When you embrace the conversation, when you show up ready to guide and refine, AI becomes an extension of your capabilities instead of a replacement for them.

Your Next Steps (Starting Today)

You don’t need to overhaul your entire workflow to start applying this. Pick one thing you use AI for—maybe writing social posts, maybe drafting emails, maybe brainstorming content ideas.

Next time you use AI for that task, commit to not accepting the first response. Read it, identify what’s useful, and give feedback. Ask for a revision based on what specifically needs to change.

Do this three times this week. Just three. See what happens to your output quality when you stop treating AI like a vending machine and start having an actual conversation.

And here’s what I want you to notice: how much faster you get at giving useful feedback. By the third try, you’ll already be better at this than the first time.

That’s the skill you’re building. Not “writing perfect prompts”—having productive conversations with AI that get you to useful outputs faster.

The people getting incredible results from AI aren’t lucky. They’re not using secret prompts. They’re just willing to iterate. They’re treating AI like a creative partner that needs their guidance.

You can do the same thing. Starting with your next prompt.


About the Methodology Behind This Approach

This framework comes from three years of hands-on work building and testing AI agents for content creation, both for my own business and for 50+ coaching and consulting clients.
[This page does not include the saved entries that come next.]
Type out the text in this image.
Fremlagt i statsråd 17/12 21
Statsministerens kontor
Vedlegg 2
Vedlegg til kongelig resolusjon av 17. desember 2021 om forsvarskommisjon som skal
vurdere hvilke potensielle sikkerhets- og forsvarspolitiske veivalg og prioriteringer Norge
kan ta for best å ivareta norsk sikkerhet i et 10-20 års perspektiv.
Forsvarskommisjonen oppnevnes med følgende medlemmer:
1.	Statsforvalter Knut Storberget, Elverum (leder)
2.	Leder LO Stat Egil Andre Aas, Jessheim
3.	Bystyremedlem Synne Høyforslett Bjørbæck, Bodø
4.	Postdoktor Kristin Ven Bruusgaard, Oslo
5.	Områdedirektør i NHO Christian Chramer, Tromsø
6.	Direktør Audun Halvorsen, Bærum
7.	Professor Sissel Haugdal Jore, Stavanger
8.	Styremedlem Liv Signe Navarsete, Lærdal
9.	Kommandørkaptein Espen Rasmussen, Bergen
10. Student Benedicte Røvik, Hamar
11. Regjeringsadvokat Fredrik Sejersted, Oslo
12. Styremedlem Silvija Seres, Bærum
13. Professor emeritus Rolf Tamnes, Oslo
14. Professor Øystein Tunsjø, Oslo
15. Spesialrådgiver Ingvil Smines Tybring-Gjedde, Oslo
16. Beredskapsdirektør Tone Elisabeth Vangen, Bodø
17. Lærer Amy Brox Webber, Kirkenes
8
The “conversation vs. vending machine” approach emerged from analyzing hundreds of client sessions where I observed the specific patterns that separated people getting great AI results from those who were frustrated.

The iteration framework described (context → evaluate → feedback → refine → polish) is based on tracking what consistently produces usable outputs across different AI tools (ChatGPT, Claude, Gemini, custom agents). Success rate with this approach runs about 85% by the third iteration—meaning 85% of users get outputs they’re willing to use after 2-3 rounds of feedback.
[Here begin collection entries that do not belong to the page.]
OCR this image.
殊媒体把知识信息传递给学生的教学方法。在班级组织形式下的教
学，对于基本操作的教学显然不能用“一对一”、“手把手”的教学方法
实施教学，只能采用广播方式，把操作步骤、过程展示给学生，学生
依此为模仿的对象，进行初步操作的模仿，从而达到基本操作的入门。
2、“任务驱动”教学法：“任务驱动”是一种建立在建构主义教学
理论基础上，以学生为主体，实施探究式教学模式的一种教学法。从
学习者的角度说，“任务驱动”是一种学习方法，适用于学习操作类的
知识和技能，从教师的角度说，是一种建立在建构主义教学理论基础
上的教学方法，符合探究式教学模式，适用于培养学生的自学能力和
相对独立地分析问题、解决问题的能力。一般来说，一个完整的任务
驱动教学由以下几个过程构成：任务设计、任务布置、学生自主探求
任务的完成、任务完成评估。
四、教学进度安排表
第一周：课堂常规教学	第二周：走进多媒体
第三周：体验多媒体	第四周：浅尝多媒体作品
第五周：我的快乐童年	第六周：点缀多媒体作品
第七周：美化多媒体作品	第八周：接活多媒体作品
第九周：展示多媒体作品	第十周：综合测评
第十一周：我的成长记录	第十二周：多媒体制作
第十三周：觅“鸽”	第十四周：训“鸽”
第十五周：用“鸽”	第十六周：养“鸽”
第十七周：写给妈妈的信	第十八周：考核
What’s not covered here: technical AI training methods (that’s for developers), advanced prompt engineering tactics (those change constantly), or philosophical debates about AI replacing human creativity (this is about practical application). The focus is deliberately on the mindset and conversation skills that make AI useful for non-technical business owners who want better content faster.

Timeline estimates are conservative—most people see improvement in their AI interactions within 3-5 attempts using this framework, with proficiency developing over 2-3 weeks of consistent practice.